By Jack Stubbs
On August 1st, a residential redevelopment site totaling almost three acres that includes a two-story office building and is located along the Bel-Red corridor in Bellevue sold for $13.75 million. The seller, Kirkland-based MB Investments III LLC affiliated with Shahbano Agha and Mirza Agha, was represented by Kidder Mathews’ Seattle team including Andy Miller, Joe Lynch, Jason Rosauer and Rob Anderson.
The buyer was a Taiwanese investor, according to one industry source, and was represented by Josh Heyum, principal of leasing and sales at Kirkland-based DCL Management. Heyum did not respond to calls for comment about the transaction in time for the publishing of this story.
According to Rosauer, the timing of the sale came at the right time for the seller. “From the seller’s perspective, this deal was [about] timing in the market…they purchased it right and took good care of the asset and kept the rents comfortably below market and [kept] the place full,” he said. “They have another opportunity to pursue that is more enticing right now than holding onto this [property]; there’s really no master plan other than that.”
The Bel-Red offering is located at 13555 Bel-Red Road and is currently occupied by a commercial property. According to public documents, the property totals 2.77 acres and includes a two-story Class C office building constructed in 1978 that totals 32,333 square feet. According to Google Maps, the building is currently home to a number of companies including Brain Child Learning Center and LaBelle Bridal Salon. Audio visual equipment supplier Avidex Industries LLC also occupies the building as the company’s headquarters.
The buyer has not yet submitted any project plans to the city. However, current market conditions in the surrounding area suggest that the existing tenants will remain in place, according to Rosauer. “The project next door and the project half a block up the street have yielded tremendous results and have sold out extremely fast, which has demonstrated the demand for that marketplace,” he said. “To me, that in itself is a sign for a land play down the road…but these tenants in place are valuable to the buyer, who has no intention of moving [them].”
Additionally, Rosauer thinks that the property has significant redevelopment opportunity in the future. “This is really what I would consider a covered land play…we have tremendous potential with development on this site, but right now the buyer bought it as an in-play cash-flowing investment as far as I can tell,” he said. “The buyer paid a slightly higher price than other sales years prior for the opportunity to have the cash flow, but also to have the potential to develop townhomes in the distant future,” he said.
The property’s location is one of its main assets, especially considering the in-the-works EastLink Light Rail station, according to Rosauer. “I think it’s an area of tremendous growth, especially with what’s going on with the light rail station,” he said. When operational in 2023, the 14-mile East Link Extension, a $3.7 billion project that will be comprised of 10 stations, will allow riders to get from South Bellevue to Sea-Tac Airport in 50 minutes and from the Overlake Transit Center to the Bellevue Transit Center in 10 minutes.

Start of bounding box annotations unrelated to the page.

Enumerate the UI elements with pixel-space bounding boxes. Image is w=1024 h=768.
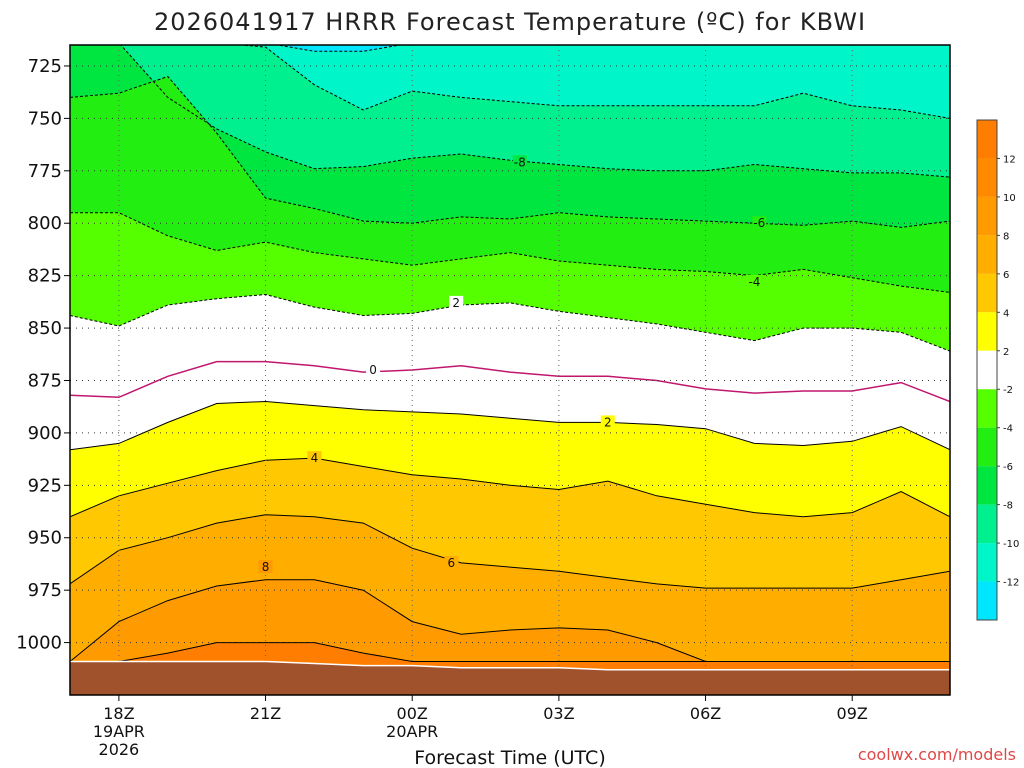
isotherm--4: [70, 212, 950, 293]
isotherm-label-bg: [600, 415, 615, 429]
isotherm-6: [70, 514, 950, 589]
y-tick-label: 900: [28, 423, 62, 444]
x-tick-label: 19APR: [93, 722, 145, 741]
isotherm-label-bg: [258, 560, 273, 574]
isotherm-lines: [70, 45, 950, 662]
isotherm-label-bg: [449, 295, 464, 309]
isotherm-label-bg: [752, 216, 767, 230]
isotherm-label-bg: [747, 274, 762, 288]
y-axis: 725 750 775 800 825 850 875 900 925 950 975 1000: [16, 56, 70, 654]
isotherm-4: [70, 457, 950, 518]
x-tick-label: 18Z: [103, 704, 134, 723]
colorbar-swatch: [977, 273, 997, 313]
colorbar-label: 10: [1003, 193, 1016, 204]
colorbar-swatch: [977, 466, 997, 505]
colorbar: 12 10 8 6 4 2 -2 -4 -6 -8 -10 -12: [976, 119, 1019, 621]
isotherm-2: [70, 400, 950, 451]
colorbar-swatch: [977, 235, 997, 274]
colorbar-label: -2: [1003, 385, 1013, 396]
y-tick-label: 925: [28, 475, 62, 496]
x-tick-label: 2026: [99, 740, 140, 759]
colorbar-swatch: [977, 120, 997, 159]
colorbar-label: -4: [1003, 424, 1013, 435]
isotherm-label: -8: [514, 155, 526, 169]
isotherm-label: 0: [369, 363, 377, 377]
isotherm-label: 8: [262, 560, 270, 574]
colorbar-label: -12: [1003, 578, 1019, 589]
colorbar-label: 4: [1003, 308, 1009, 319]
plot-area: -8 -6 -4 2 0 2 4 6 8: [70, 45, 950, 695]
y-tick-label: 1000: [16, 633, 62, 654]
colorbar-swatch: [977, 581, 997, 620]
colorbar-label: -6: [1003, 462, 1013, 473]
y-tick-label: 975: [28, 580, 62, 601]
x-tick-label: 21Z: [250, 704, 281, 723]
x-tick-label: 20APR: [386, 722, 438, 741]
y-tick-label: 800: [28, 213, 62, 234]
y-tick-label: 725: [28, 56, 62, 77]
colorbar-swatch: [977, 427, 997, 467]
isotherm-label: 4: [311, 451, 319, 465]
isotherm-label: -6: [753, 216, 765, 230]
x-axis-title: Forecast Time (UTC): [414, 747, 605, 768]
isotherm-label: 2: [604, 415, 612, 429]
isotherm-label-bg: [307, 451, 322, 465]
ground-layer: [70, 660, 950, 695]
y-tick-label: 875: [28, 370, 62, 391]
colorbar-label: 12: [1003, 154, 1016, 165]
grid-lines: [70, 45, 950, 695]
y-tick-label: 750: [28, 108, 62, 129]
chart-title: 2026041917 HRRR Forecast Temperature (ºC…: [154, 8, 866, 36]
x-tick-label: 06Z: [690, 704, 721, 723]
isotherm--6: [70, 75, 950, 228]
colorbar-label: -8: [1003, 501, 1013, 512]
colorbar-frame: [976, 119, 998, 621]
ground-edge: [70, 660, 950, 671]
isotherm-label: 2: [452, 296, 460, 310]
y-tick-label: 850: [28, 318, 62, 339]
colorbar-label: -10: [1003, 539, 1019, 550]
isotherm--2: [70, 293, 950, 352]
isotherm-10: [70, 642, 950, 662]
colorbar-label: 8: [1003, 231, 1009, 242]
colorbar-swatch: [977, 389, 997, 428]
colorbar-label: 2: [1003, 347, 1009, 358]
isotherm-labels: -8 -6 -4 2 0 2 4 6 8: [258, 155, 767, 574]
x-tick-label: 09Z: [837, 704, 868, 723]
colorbar-swatch: [977, 312, 997, 351]
colorbar-swatch: [977, 543, 997, 582]
isotherm-0: [70, 360, 950, 403]
isotherm-label: -4: [748, 275, 760, 289]
colorbar-swatch: [977, 196, 997, 236]
isotherm--8: [120, 45, 950, 178]
colorbar-swatch: [977, 350, 997, 390]
isotherm-label-bg: [444, 555, 459, 569]
temperature-fills: [70, 45, 950, 695]
colorbar-swatch: [977, 158, 997, 197]
x-tick-label: 00Z: [397, 704, 428, 723]
colorbar-label: 6: [1003, 270, 1009, 281]
isotherm-label: 6: [448, 556, 456, 570]
isotherm-label-bg: [366, 363, 381, 376]
x-tick-label: 03Z: [543, 704, 574, 723]
colorbar-swatch: [977, 504, 997, 544]
plot-frame: [69, 44, 951, 696]
y-tick-label: 825: [28, 266, 62, 287]
y-tick-label: 775: [28, 161, 62, 182]
site-credit: coolwx.com/models: [858, 745, 1016, 764]
y-tick-label: 950: [28, 528, 62, 549]
isotherm-label-bg: [512, 155, 527, 169]
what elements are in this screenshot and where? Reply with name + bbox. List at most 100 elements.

Along with the Bel-Red offering, there have been a couple other redevelopment opportunities put on the market in recent months. In early April, an 8-parcel property totalling 41,200 square feet called Campus Station—located at 4202-4238 12th Ave NE just three blocks from the University of Washington—was listed by Colliers Seattle’s Multifamily Property Advisors Team.
According to Colliers, Campus Station is the largest single-fee assemblage brought to the market since the U-District was rezoned in 2017. In terms of potential development opportunities on the site—which is currently occupied by a couple of apartment buildings that contain approximately 60 units—the area can accommodate either 549 market-rate units or 372 units of student housing, as well as 348 parking stalls. The site also allows potential hotel and office uses.
And in mid-July, a 1.93-acre site located at 1400 NW 56th St. in Ballard—available for the future development of a multifamily, condominium, hotel or office project—was put on the market by CBRE’s multifamily team. The property is currently occupied by two retail tenants, Ballard Market and Quality Sewing and Vacuum.
Geographically, the site also occupies a prominent location given its proximity to a future light rail station: the property is near the planned Ballard Link Light Rail Station, which will open its northern spur serving the Ballard neighborhood starting in 2035. The opening of the station in 2035 aligns with the expiration of the tenants’ existing leases at the property in 2034, and will allow riders to get from Ballard to Westlake in 15 minutes and will have easier access to Expedia’s World Headquarters, Seattle Center, South Lake Union and downtown Seattle.